In 2018, I went to Pompeii. I did not particularly want to go to Pompeii, but we were on vacation in Italy, and my partner wanted to go, and so I obliged. We could eat in Naples, I reasoned. Then even if I did not have fun in the hot sun amongst the rocks and ruins of an ancient town, I would still be happy. But I was wrong; I enjoyed it. How do you not fawn over a perfectly preserved mosaic floor laid carefully in the entryway to a opulent home almost two thousand years ago? How can you not need to catch your breath at a still-standing arch that has been excavated from thousands of tons of debris that buried it after a volcano exploded?
The only thing I did not like about Pompeii—besides the heat—was that I was denied full access. There was a whole-ass vineyard behind some very high walls that I was not allowed to touch, and worse, whole sections of the city were still roped off because archeologists were still painstakingly uncovering them. I respect science, and understand that they need excavations to abide by certain rules to make sure that everything stays as unbroken as possible. But also I went to the wrong entrance of Pompeii and wandered around without a map, and saw the sections I was not allowed to enter and it pained me. I wanted to go back there! I felt the pull of curiosity. And now I know why: There was a glass brain.
You may be imagining a beautiful Roman glass sculpture that is made to look like a human brain. You silly, silly guy. You absolute dummy. You are completely wrong! No no no. It is a human brain that has been turned to glass!
The haters and loser said that the researchers who found the glass brain were wrong. They claimed that while it was indeed glass, it could not be brain, because they didn't understand how a brain could turn to glass. They didn't know anything!!! It is a brain, after all! We know now that it is a brain because scientists have used their fancy machines and determined that the glass contains cerebral tissue! The glass is the brain.
It is perhaps the only human brain to have ever been turned to glass, or at least the only one we know about. Natural glasses, I have learned from reading the new paper about how the glass brain was formed, happen sometimes on Earth, but it requires an improbably quick rise in temperature followed by an equally instantaneous cooling. The researchers posit that the glass brain was created by the very hot wave of ash released by eruption of Mount Vesuvius in 79 CE (estimated at 520 degrees Celsius) followed by a swift drop back to the ambient temperature. So now we think we know how the brain turned to glass, and also what part of the eruption of Vesuvius actually killed so many people. Two mysteries solved!
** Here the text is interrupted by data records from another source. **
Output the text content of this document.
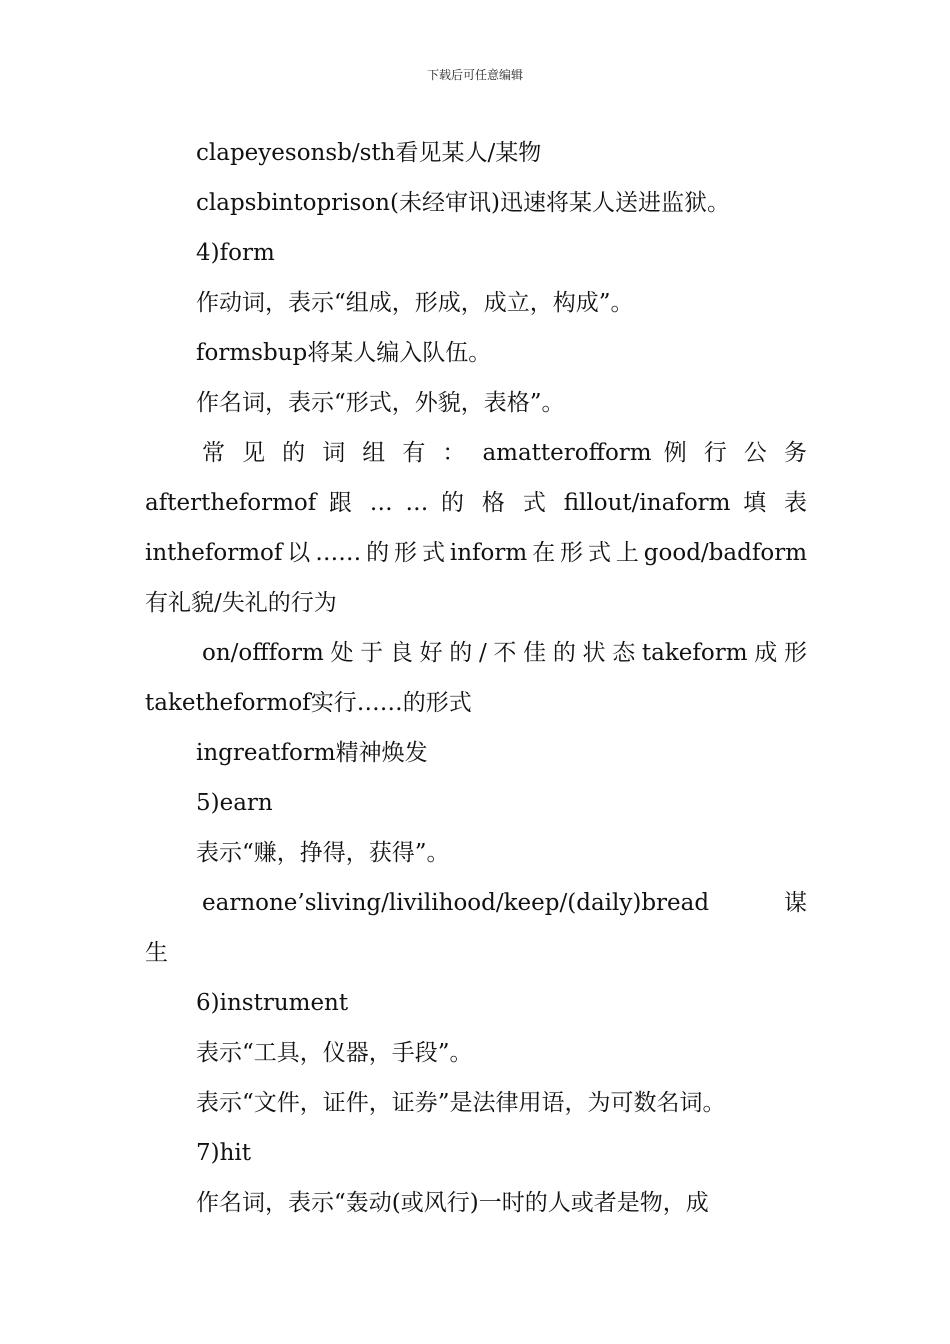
下载后可任意编辑

clapeyesonsb/sth看见某人/某物

clapsbintoprison(未经审讯)迅速将某人送进监狱。

4)form

作动词，表示“组成，形成，成立，构成”。

formsbup将某人编入队伍。

作名词，表示“形式，外貌，表格”。

常 见 的 词 组 有 ： amatterofform 例 行 公 务

aftertheformof 跟 … … 的 格 式 fillout/inaform 填 表

intheformof以……的形式inform在形式上good/badform

有礼貌/失礼的行为

on/offform处于良好的/不佳的状态takeform成形

taketheformof实行……的形式

ingreatform精神焕发

5)earn

表示“赚，挣得，获得”。

earnone’sliving/livilihood/keep/(daily)bread谋

生

6)instrument

表示“工具，仪器，手段”。

表示“文件，证件，证券”是法律用语，为可数名词。

7)hit

作名词，表示“轰动(或风行)一时的人或者是物，成
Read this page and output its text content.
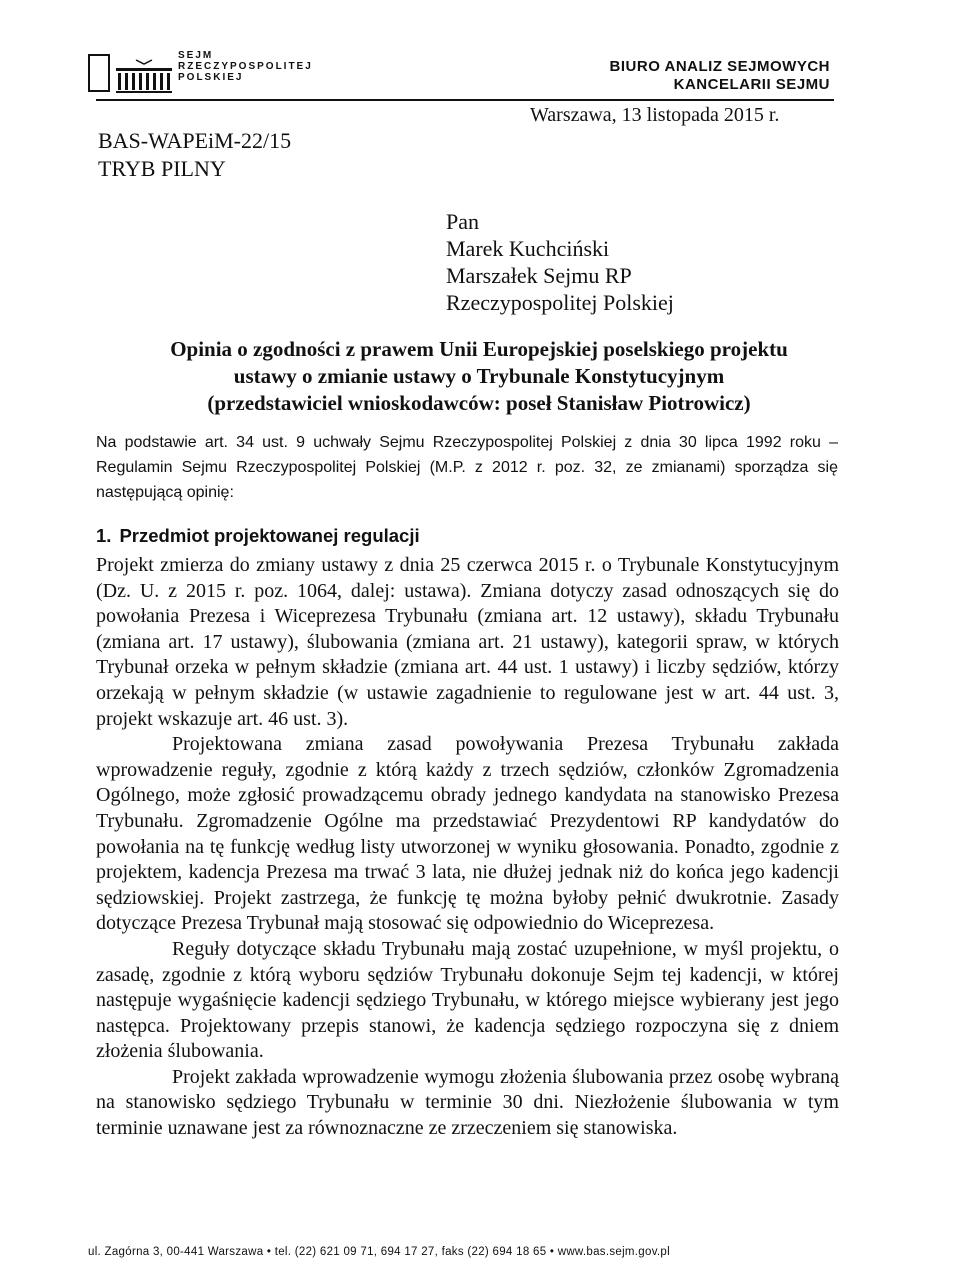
SEJM
RZECZYPOSPOLITEJ
POLSKIEJ
BIURO ANALIZ SEJMOWYCH
KANCELARII SEJMU
Warszawa, 13 listopada 2015 r.
BAS-WAPEiM-22/15
TRYB PILNY
Pan
Marek Kuchciński
Marszałek Sejmu RP
Rzeczypospolitej Polskiej
Opinia o zgodności z prawem Unii Europejskiej poselskiego projektu
ustawy o zmianie ustawy o Trybunale Konstytucyjnym
(przedstawiciel wnioskodawców: poseł Stanisław Piotrowicz)
Na podstawie art. 34 ust. 9 uchwały Sejmu Rzeczypospolitej Polskiej z dnia 30 lipca 1992 roku – Regulamin Sejmu Rzeczypospolitej Polskiej (M.P. z 2012 r. poz. 32, ze zmianami) sporządza się następującą opinię:
1. Przedmiot projektowanej regulacji

Projekt zmierza do zmiany ustawy z dnia 25 czerwca 2015 r. o Trybunale Konstytucyjnym (Dz. U. z 2015 r. poz. 1064, dalej: ustawa). Zmiana dotyczy zasad odnoszących się do powołania Prezesa i Wiceprezesa Trybunału (zmiana art. 12 ustawy), składu Trybunału (zmiana art. 17 ustawy), ślubowania (zmiana art. 21 ustawy), kategorii spraw, w których Trybunał orzeka w pełnym składzie (zmiana art. 44 ust. 1 ustawy) i liczby sędziów, którzy orzekają w pełnym składzie (w ustawie zagadnienie to regulowane jest w art. 44 ust. 3, projekt wskazuje art. 46 ust. 3).

Projektowana zmiana zasad powoływania Prezesa Trybunału zakłada wprowadzenie reguły, zgodnie z którą każdy z trzech sędziów, członków Zgromadzenia Ogólnego, może zgłosić prowadzącemu obrady jednego kandydata na stanowisko Prezesa Trybunału. Zgromadzenie Ogólne ma przedstawiać Prezydentowi RP kandydatów do powołania na tę funkcję według listy utworzonej w wyniku głosowania. Ponadto, zgodnie z projektem, kadencja Prezesa ma trwać 3 lata, nie dłużej jednak niż do końca jego kadencji sędziowskiej. Projekt zastrzega, że funkcję tę można byłoby pełnić dwukrotnie. Zasady dotyczące Prezesa Trybunał mają stosować się odpowiednio do Wiceprezesa.

Reguły dotyczące składu Trybunału mają zostać uzupełnione, w myśl projektu, o zasadę, zgodnie z którą wyboru sędziów Trybunału dokonuje Sejm tej kadencji, w której następuje wygaśnięcie kadencji sędziego Trybunału, w którego miejsce wybierany jest jego następca. Projektowany przepis stanowi, że kadencja sędziego rozpoczyna się z dniem złożenia ślubowania.

Projekt zakłada wprowadzenie wymogu złożenia ślubowania przez osobę wybraną na stanowisko sędziego Trybunału w terminie 30 dni. Niezłożenie ślubowania w tym terminie uznawane jest za równoznaczne ze zrzeczeniem się stanowiska.

ul. Zagórna 3, 00-441 Warszawa • tel. (22) 621 09 71, 694 17 27, faks (22) 694 18 65 • www.bas.sejm.gov.pl
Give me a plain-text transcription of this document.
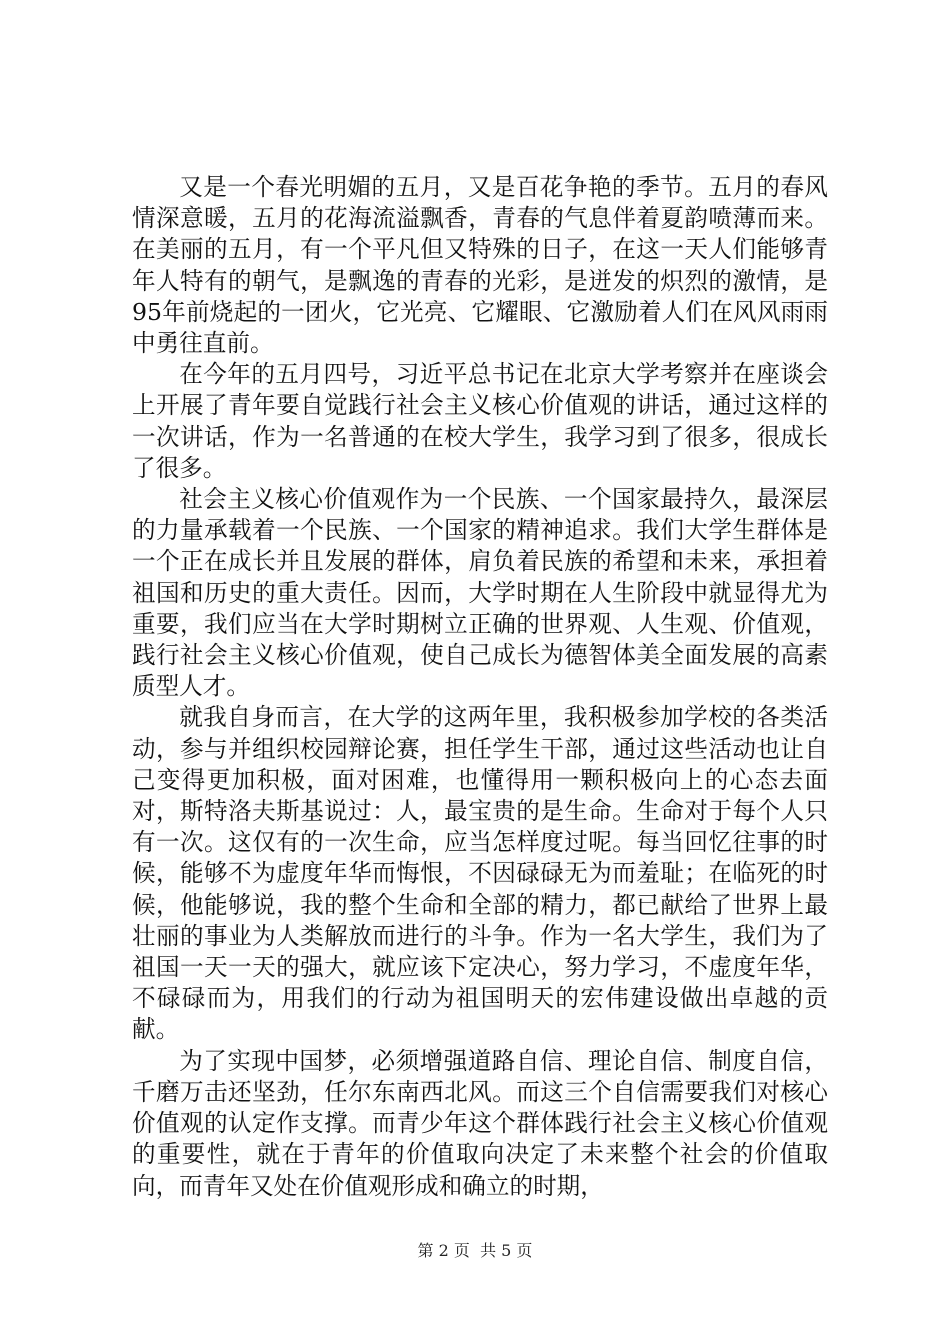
又是一个春光明媚的五月，又是百花争艳的季节。五月的春风情深意暖，五月的花海流溢飘香，青春的气息伴着夏韵喷薄而来。在美丽的五月，有一个平凡但又特殊的日子，在这一天人们能够青年人特有的朝气，是飘逸的青春的光彩，是迸发的炽烈的激情，是95年前烧起的一团火，它光亮、它耀眼、它激励着人们在风风雨雨中勇往直前。

在今年的五月四号，习近平总书记在北京大学考察并在座谈会上开展了青年要自觉践行社会主义核心价值观的讲话，通过这样的一次讲话，作为一名普通的在校大学生，我学习到了很多，很成长了很多。

社会主义核心价值观作为一个民族、一个国家最持久，最深层的力量承载着一个民族、一个国家的精神追求。我们大学生群体是一个正在成长并且发展的群体，肩负着民族的希望和未来，承担着祖国和历史的重大责任。因而，大学时期在人生阶段中就显得尤为重要，我们应当在大学时期树立正确的世界观、人生观、价值观，践行社会主义核心价值观，使自己成长为德智体美全面发展的高素质型人才。

就我自身而言，在大学的这两年里，我积极参加学校的各类活动，参与并组织校园辩论赛，担任学生干部，通过这些活动也让自己变得更加积极，面对困难，也懂得用一颗积极向上的心态去面对，斯特洛夫斯基说过：人，最宝贵的是生命。生命对于每个人只有一次。这仅有的一次生命，应当怎样度过呢。每当回忆往事的时候，能够不为虚度年华而悔恨，不因碌碌无为而羞耻；在临死的时候，他能够说，我的整个生命和全部的精力，都已献给了世界上最壮丽的事业为人类解放而进行的斗争。作为一名大学生，我们为了祖国一天一天的强大，就应该下定决心，努力学习，不虚度年华，不碌碌而为，用我们的行动为祖国明天的宏伟建设做出卓越的贡献。

为了实现中国梦，必须增强道路自信、理论自信、制度自信，千磨万击还坚劲，任尔东南西北风。而这三个自信需要我们对核心价值观的认定作支撑。而青少年这个群体践行社会主义核心价值观的重要性，就在于青年的价值取向决定了未来整个社会的价值取向，而青年又处在价值观形成和确立的时期，

第 2 页  共 5 页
The glass brain was not technically in Pompeii. It was found in the nearby city of Herculaneum. When Mt. Vesuvius erupted, Herculaneum was hit with gases and heat that were even stronger than in Pompeii and so people died instantly. And one of them had his brain turned to glass inside his skull. But Herculaneum is even closer to Naples than Pompeii is! And the glass brain was found in 2018, the same year I was there! It could have been me who found it. It should have been!
The glass brain is black. It is shiny like obsidian. It is beautifully shaped like a cloud, amorphous, and strange, as if frozen in an eternal moment of motion. It looks so spiky. I want to hold it. I should have been the first to hold it!!
I would not have hit it with a hammer even though it certainly would shatter satisfyingly into a million beautiful pieces. No, I would have considered that, and set it aside in favor of adoration. The glass brain belonged to a young man, they think, probably 20 years old, who is believed to have been guarding the Collegium Augustalium, which was a big building for worshiping the deified emperors. I think he would have wanted me to find it.
I even have a theory for why his brain is glass and no other brains at Pompeii or Herculaneum are glass: I bet he was wearing a really special hat that no one else had.
Since I was not allowed to discover the glass brain and was in fact forbidden from doing so by archeologists who value "research" and "history," I should at least be allowed to touch it. But no one has called me yet.